[EMAIL PROTECTED] wrote:
> This thread really does show the unfortunate direction that software 
> development has taken even in open source: The simplest package is a rube 
> goldberg-like conglomeration of pre-packaged code and requires 50 and 100 
> other packages, each one recursively depended on it's own set of libs and 
> scripts and packages!!!
>   

That's called "not reinventing the wheel."  Often it's a good thing.

One example: The zlib bug.  You may remember this one -- a bug in a
decompression routine that created a security hole.  A lot of packages
had zlib as a dependency.  While they were all affected by the bug,
fixing them was just a matter of replacing one shared library.

Other packages simplified things, in the way you suggest, by simply
including the zlib source code inside their own code.  This meant they
didn't have zlib as a dependency.  But it also meant that every one of
these packages had to be tracked down and fixed individually.

I'd argue that nine times out of ten, using a pre-packaged library is
both simpler and more reliable than rolling your own.  It also saves
space.  Why should every package carry around all the code needed to,
say, draw a window, when they can link to a single library that does it?
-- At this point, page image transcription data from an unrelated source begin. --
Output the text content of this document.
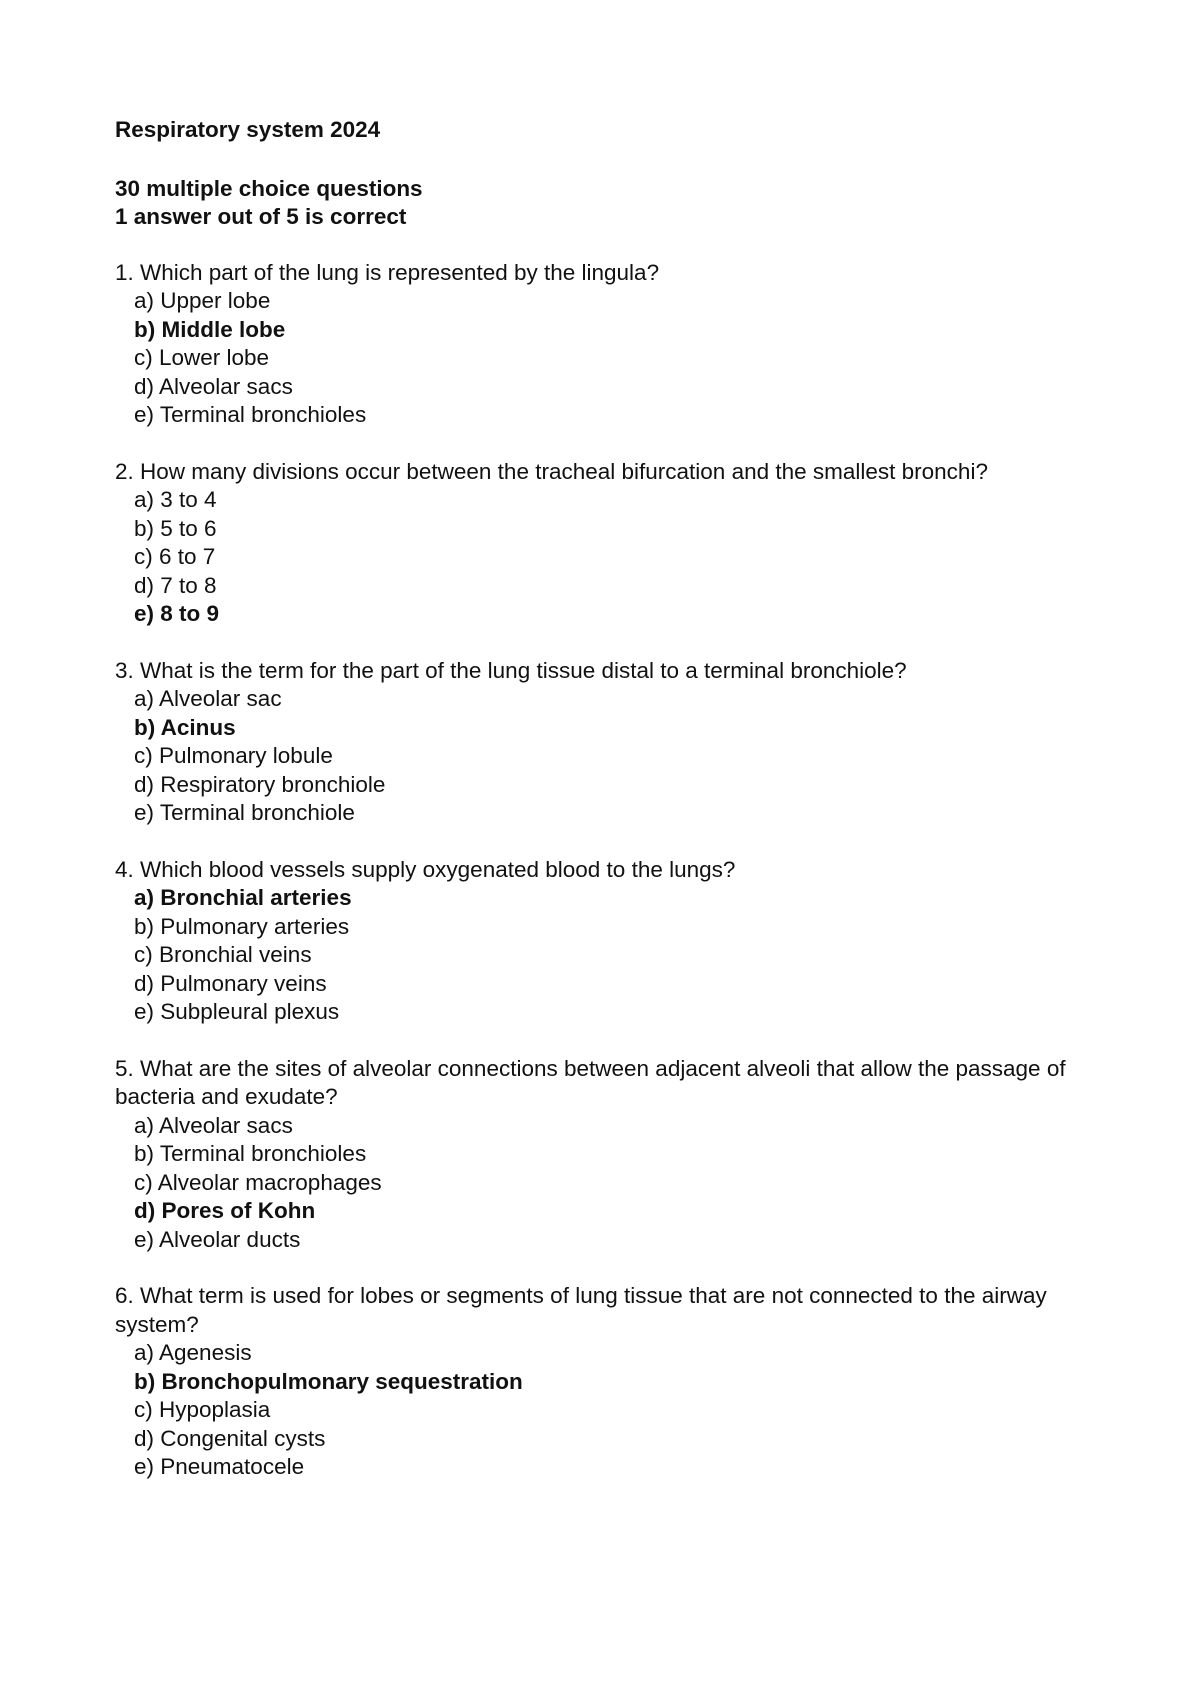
Respiratory system 2024
30 multiple choice questions
1 answer out of 5 is correct
1. Which part of the lung is represented by the lingula?
a) Upper lobe
b) Middle lobe
c) Lower lobe
d) Alveolar sacs
e) Terminal bronchioles
2. How many divisions occur between the tracheal bifurcation and the smallest bronchi?
a) 3 to 4
b) 5 to 6
c) 6 to 7
d) 7 to 8
e) 8 to 9
3. What is the term for the part of the lung tissue distal to a terminal bronchiole?
a) Alveolar sac
b) Acinus
c) Pulmonary lobule
d) Respiratory bronchiole
e) Terminal bronchiole
4. Which blood vessels supply oxygenated blood to the lungs?
a) Bronchial arteries
b) Pulmonary arteries
c) Bronchial veins
d) Pulmonary veins
e) Subpleural plexus
5. What are the sites of alveolar connections between adjacent alveoli that allow the passage of bacteria and exudate?
a) Alveolar sacs
b) Terminal bronchioles
c) Alveolar macrophages
d) Pores of Kohn
e) Alveolar ducts
6. What term is used for lobes or segments of lung tissue that are not connected to the airway system?
a) Agenesis
b) Bronchopulmonary sequestration
c) Hypoplasia
d) Congenital cysts
e) Pneumatocele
> Creating a darned index should definitely take less time than solving 500,000 
> equations with 500,000 unknowns about 100 times over, updating the silly 
> thing should be almost instantaneous!!!

Indexing is I/O-heavy, unlike equation-solving.  This isn't a matter of
CPU power.  Until someone invents a mass storage medium where every
location can be read instantly, indexing is going to be time-consuming,
because you have to wait for data to be read off disk.